Read Don't Swap Your Sweater for a Dog Online

Authors: Katherine Applegate

Don't Swap Your Sweater for a Dog

Roscoe Riley Rules #3
Don't Swap Your Sweater for a Dog
Katherine Applegate

Illustrated by Brian Biggs

For Julia and Jake,
with love

Contents

1.
    Welcome to Time-Out

2.
    Something You Should Know Before We Get Started

3.
    Something Else You Should Know Before We Get Started

4.
    The World's Best Roscoe Riley

5.
    The World's Ugliest Sweater

6.
    Jump, Frog, Jump!

7.
    Pandas

8.
    Roscoe Riley, Superteacher

9.
    The Swap

10.
    The Toe-Tapping Trick

11.
    Truly Terrific Tricks

12.
    MY Dog

13.
    The World's Best Backward Somersault Team

14.
    Good-Bye from Time-Out

 

1
Welcome to Time-Out

Hey! Want to play?

Oops. I mean, want to play when I'm done with time-out?

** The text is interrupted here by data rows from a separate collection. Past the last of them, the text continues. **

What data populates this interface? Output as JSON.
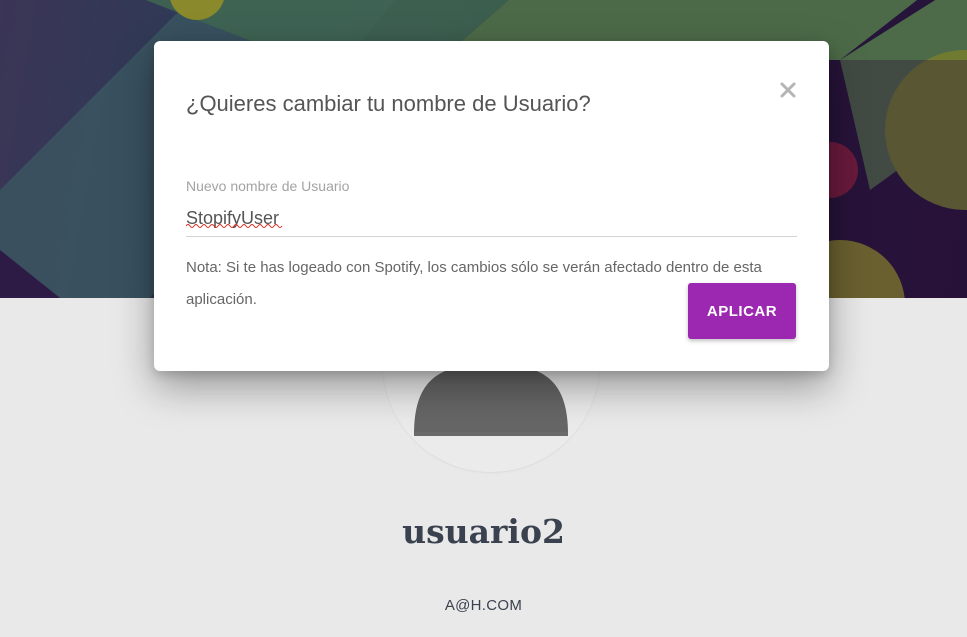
{
  "modal": {
    "title": "¿Quieres cambiar tu nombre de Usuario?",
    "close_icon": "close-icon",
    "field_label": "Nuevo nombre de Usuario",
    "field_value": "StopifyUser",
    "note": "Nota: Si te has logeado con Spotify, los cambios sólo se verán afectado dentro de esta aplicación.",
    "apply_label": "APLICAR"
  },
  "profile": {
    "avatar_icon": "user-avatar-icon",
    "username": "usuario2",
    "email": "A@H.COM"
  },
  "colors": {
    "accent": "#9c27b0",
    "banner_dark": "#27123a",
    "text_dark": "#3a4250"
  }
}
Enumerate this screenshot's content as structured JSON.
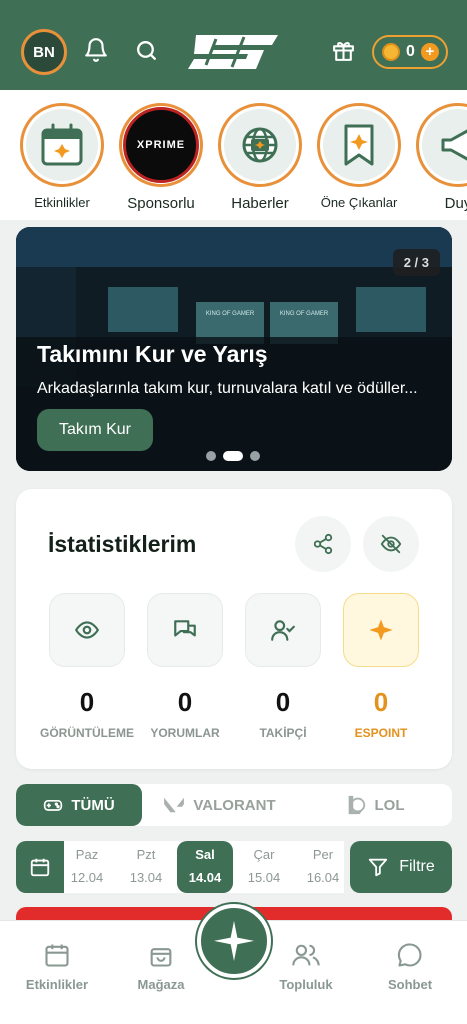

I sort of kind of got in some trouble again.

'Cause I sort of kind of borrowed
somebody's dog.

I only borrowed him so I could win a trophy.

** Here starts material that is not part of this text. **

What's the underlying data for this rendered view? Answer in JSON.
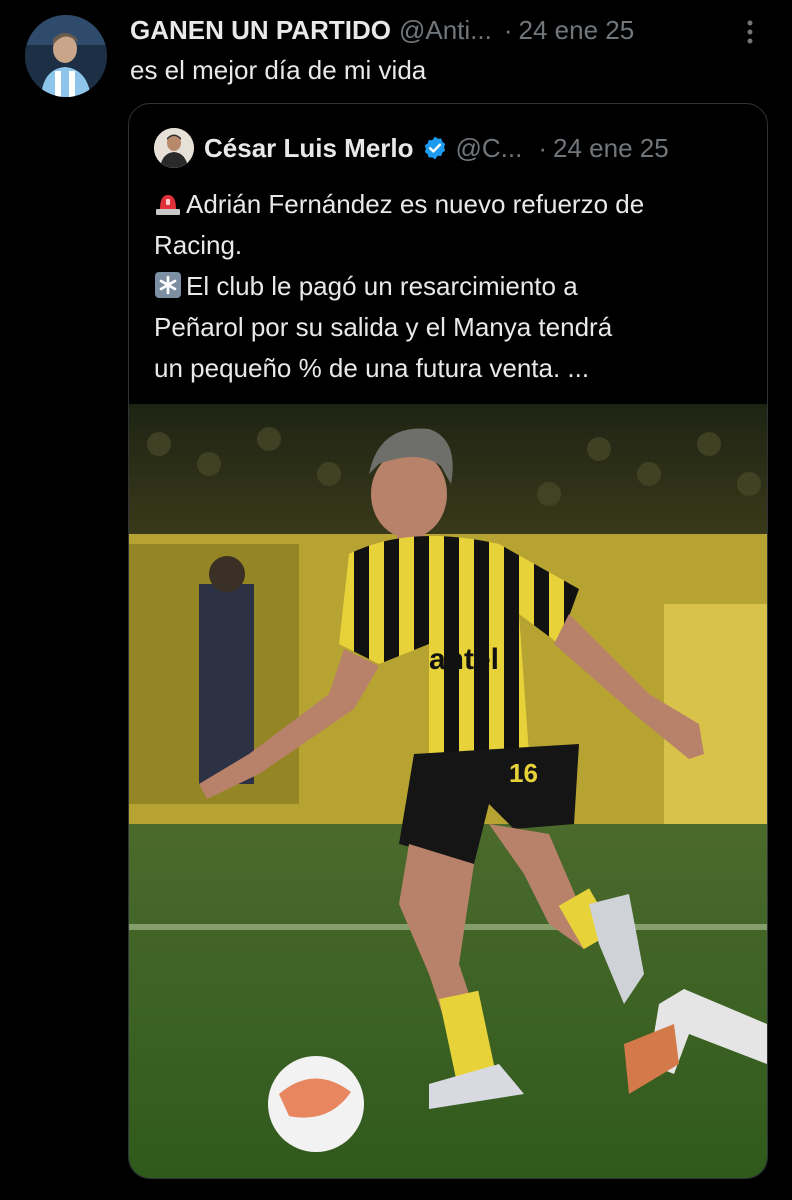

A shiny, sparkly, silver trophy.

You've probably borrowed a dog before, right?

A cat? A gerbil? A tarantula?

Oh. Well, I had my reasons.

It's a long story, actually.

Usually when I end up in time-out, there's a long story to tell.

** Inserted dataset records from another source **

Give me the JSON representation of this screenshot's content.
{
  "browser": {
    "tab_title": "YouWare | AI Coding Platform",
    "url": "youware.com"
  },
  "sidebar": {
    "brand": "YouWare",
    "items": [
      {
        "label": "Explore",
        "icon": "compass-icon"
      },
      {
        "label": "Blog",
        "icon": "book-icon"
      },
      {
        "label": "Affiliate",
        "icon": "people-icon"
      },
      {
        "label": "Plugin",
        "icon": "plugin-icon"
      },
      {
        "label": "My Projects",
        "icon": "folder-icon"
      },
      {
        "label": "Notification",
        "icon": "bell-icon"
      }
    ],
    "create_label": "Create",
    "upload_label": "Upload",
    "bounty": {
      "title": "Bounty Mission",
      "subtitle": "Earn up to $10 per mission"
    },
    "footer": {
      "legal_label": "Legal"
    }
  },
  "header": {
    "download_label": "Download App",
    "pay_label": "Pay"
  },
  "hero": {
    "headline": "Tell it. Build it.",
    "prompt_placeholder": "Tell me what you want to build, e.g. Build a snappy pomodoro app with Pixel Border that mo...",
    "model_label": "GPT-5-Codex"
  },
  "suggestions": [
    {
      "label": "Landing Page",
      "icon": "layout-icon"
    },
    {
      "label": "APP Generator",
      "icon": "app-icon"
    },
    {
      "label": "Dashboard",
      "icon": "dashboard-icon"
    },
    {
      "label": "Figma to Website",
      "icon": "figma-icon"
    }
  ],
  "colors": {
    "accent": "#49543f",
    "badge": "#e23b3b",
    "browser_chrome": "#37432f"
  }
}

And since you're here anyway, I'll bet you'd like to hear it….

2
Something You Should Know Before We Get Started

Just because your dog cannot read a book does not mean he isn't a winner.

Maybe he just hasn't figured out his real talent yet.

3
Something Else You Should Know Before We Get Started

If your grandma knits you a sweater with pandas and smiley faces and hearts and baby ducks on it, do not give it to Martin.

Or anybody else.

It has sentimental value, you know.

4
The World's Best Roscoe Riley

This all started because my little sister won another trophy.

Hazel is still in preschool. And she already has a golden trophy from Little Minnows swim team. And one for being the Fastest Skipper in Ms. MacNamara's pre-K class.

So you can see why I was the teensiest bit annoyed when she came home with
another
trophy.

I'd had a long, hard day at school.

On account of an incident involving chocolate milk.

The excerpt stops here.